Le lundi 25 juillet, le lendemain de son arrivée à Edmonton, le Saint-Père s’est rendu à Maskwacis, un territoire accueillant différentes réserves indiennes, au sud de la capitale de l’Alberta, où s’est déroulée la rencontre avec les peuples autochtones des First Nations, des Métis et des Inuits. A son arrivée, François a été accueilli par le curé de la paroisse et des anciens des peuples autochtones. Puis, le Pape s’est rendu au cimetière d’Ermineskin, où il s’est recueilli en prière. Il a ensuite salué des chefs autochtones canadiens présents, à proximité de cinq tipis — représentant les différentes nations autochtones — érigés sur les lieux de l’ancien pensionnat. Il s’est ensiute rendu au Bear Park Pow-Wow Grounds, où il a été accueilli par une délégation de chefs indigènes venus de tout le pays. C’est là qu’il a prononcé son premier discours, que nous publions ci-dessous:
Madame la gouverneure générale,
Monsieur le premier ministre,
chers peuples autochtones de Maskwacis et de cette terre canadienne,
chers frères et chères sœurs,
J’attendais ce moment pour être parmi vous. C’est d’ici, de ce lieu tristement évocateur, que je voudrais entamer ce qui habite mon âme: un pèlerinage pénitentiel. Je viens sur vos terres natales pour vous dire personnellement combien je suis affligé, pour implorer de Dieu pardon, guérison et réconciliation, pour vous manifester ma proximité, prier avec vous et pour vous.

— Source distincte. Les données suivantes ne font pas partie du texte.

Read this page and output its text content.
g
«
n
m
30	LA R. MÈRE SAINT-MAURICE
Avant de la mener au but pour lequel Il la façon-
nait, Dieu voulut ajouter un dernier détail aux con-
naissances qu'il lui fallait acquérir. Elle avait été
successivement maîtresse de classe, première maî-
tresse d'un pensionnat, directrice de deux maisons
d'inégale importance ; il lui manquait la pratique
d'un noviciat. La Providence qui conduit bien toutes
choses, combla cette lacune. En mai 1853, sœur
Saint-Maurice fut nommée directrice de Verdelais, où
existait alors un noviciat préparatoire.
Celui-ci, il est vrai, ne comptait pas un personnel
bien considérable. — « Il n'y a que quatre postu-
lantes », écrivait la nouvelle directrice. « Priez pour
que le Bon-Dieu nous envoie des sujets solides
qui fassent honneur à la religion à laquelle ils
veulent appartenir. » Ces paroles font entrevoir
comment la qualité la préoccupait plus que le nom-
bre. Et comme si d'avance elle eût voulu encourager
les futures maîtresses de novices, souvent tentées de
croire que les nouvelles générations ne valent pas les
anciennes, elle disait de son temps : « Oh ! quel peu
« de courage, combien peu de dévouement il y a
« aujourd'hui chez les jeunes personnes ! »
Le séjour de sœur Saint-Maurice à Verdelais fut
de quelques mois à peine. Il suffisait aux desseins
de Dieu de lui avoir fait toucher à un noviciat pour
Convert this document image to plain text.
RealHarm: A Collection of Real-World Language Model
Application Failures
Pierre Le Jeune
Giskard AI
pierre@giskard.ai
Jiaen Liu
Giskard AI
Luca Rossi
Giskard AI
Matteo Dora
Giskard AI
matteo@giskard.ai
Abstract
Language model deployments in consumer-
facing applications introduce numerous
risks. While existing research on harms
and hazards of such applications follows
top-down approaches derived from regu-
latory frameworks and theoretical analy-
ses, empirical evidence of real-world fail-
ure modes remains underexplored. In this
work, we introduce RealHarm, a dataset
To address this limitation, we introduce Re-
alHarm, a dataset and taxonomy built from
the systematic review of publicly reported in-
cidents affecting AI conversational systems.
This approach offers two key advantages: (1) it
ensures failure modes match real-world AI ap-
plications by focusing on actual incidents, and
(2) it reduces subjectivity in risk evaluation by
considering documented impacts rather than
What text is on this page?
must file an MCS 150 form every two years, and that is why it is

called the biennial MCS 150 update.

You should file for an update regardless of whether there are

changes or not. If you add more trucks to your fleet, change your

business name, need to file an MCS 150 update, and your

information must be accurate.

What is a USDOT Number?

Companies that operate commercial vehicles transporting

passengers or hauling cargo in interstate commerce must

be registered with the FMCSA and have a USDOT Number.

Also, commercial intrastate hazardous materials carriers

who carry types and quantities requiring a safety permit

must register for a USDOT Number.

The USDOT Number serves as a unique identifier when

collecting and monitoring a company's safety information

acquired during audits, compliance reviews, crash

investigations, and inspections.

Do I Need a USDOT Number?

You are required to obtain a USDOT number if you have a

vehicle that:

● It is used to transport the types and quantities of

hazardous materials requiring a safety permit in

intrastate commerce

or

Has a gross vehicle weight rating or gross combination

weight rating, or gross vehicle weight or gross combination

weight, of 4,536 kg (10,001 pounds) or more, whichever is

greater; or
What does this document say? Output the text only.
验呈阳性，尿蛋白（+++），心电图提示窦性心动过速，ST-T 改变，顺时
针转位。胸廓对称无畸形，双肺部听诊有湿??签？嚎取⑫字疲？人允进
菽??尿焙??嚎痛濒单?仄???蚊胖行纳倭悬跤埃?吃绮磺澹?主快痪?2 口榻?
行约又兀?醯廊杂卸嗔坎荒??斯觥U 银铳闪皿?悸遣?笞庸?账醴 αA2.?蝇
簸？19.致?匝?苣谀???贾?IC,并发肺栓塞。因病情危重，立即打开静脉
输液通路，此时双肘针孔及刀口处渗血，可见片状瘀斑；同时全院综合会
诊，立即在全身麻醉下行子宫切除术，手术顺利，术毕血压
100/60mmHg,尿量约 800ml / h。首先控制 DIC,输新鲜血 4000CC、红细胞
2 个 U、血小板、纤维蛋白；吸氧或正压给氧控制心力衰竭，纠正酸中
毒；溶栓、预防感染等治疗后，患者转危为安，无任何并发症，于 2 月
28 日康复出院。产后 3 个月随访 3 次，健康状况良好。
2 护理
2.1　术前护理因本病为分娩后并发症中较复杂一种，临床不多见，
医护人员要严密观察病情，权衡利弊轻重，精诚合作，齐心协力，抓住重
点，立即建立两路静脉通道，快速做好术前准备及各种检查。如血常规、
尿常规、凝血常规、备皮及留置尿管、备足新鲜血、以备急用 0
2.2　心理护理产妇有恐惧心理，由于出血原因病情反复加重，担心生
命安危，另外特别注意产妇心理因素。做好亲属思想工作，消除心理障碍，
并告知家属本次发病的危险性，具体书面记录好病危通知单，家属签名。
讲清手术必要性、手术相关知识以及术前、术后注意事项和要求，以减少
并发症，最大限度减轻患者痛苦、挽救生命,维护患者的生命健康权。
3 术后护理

Je me souviens des rencontres que j’ai eues à Rome il y a quatre mois. On m’avait remis deux paires de mocassins en gage, signe de la souffrance endurée par les enfants autochtones, surtout par ceux qui, malheureusement, ne revinrent jamais des écoles résidentielles à la maison. Il m’avait été demandé de rendre les mocassins une fois arrivé au Canada; je les ai apportés et je le ferai à la fin de ce discours, pour lequel je voudrais justement m’inspirer de ce symbole qui a ravivé en moi la douleur, l’indignation et la honte durant ces derniers mois. Le souvenir de ces enfants suscite une douleur et incite à agir afin que chaque enfant soit traité avec amour, honneur et respect. Mais ces mocassins nous parlent aussi d’un cheminement, d’un parcours que nous désirons parcourir ensemble. Marcher ensemble, prier ensemble, travailler ensemble, pour que les souffrances du passé cèdent la place à un avenir de justice, de guérison et de réconciliation.
C’est pourquoi la première étape de mon pèlerinage parmi vous se déroule dans cette région qui voit, depuis des temps immémoriaux, la présence des peuples autochtones. C’est un territoire qui nous parle, qui nous permet de faire mémoire.
Faire mémoire: frères et sœurs, vous avez vécu sur cette terre depuis des milliers d’années selon des modes de vie respectueux de la terre elle-même, héritée des générations passées et conservée pour les générations futures. Vous l’avez traitée comme un don du Créateur à partager avec les autres et à aimer en harmonie avec tout ce qui existe, dans une relation mutuelle de vie entre tous les êtres vivants. Vous avez ainsi appris à nourrir un sens de famille et de communauté, et vous avez développé des liens solides entre les générations, en honorant les personnes âgées et en prenant soin des plus petits. Que de bonnes coutumes et d’enseignements, centrés sur l’attention aux autres et sur l’amour de la vérité, sur le courage et le respect, l’humilité et l’honnêteté, sur la sagesse de la vie!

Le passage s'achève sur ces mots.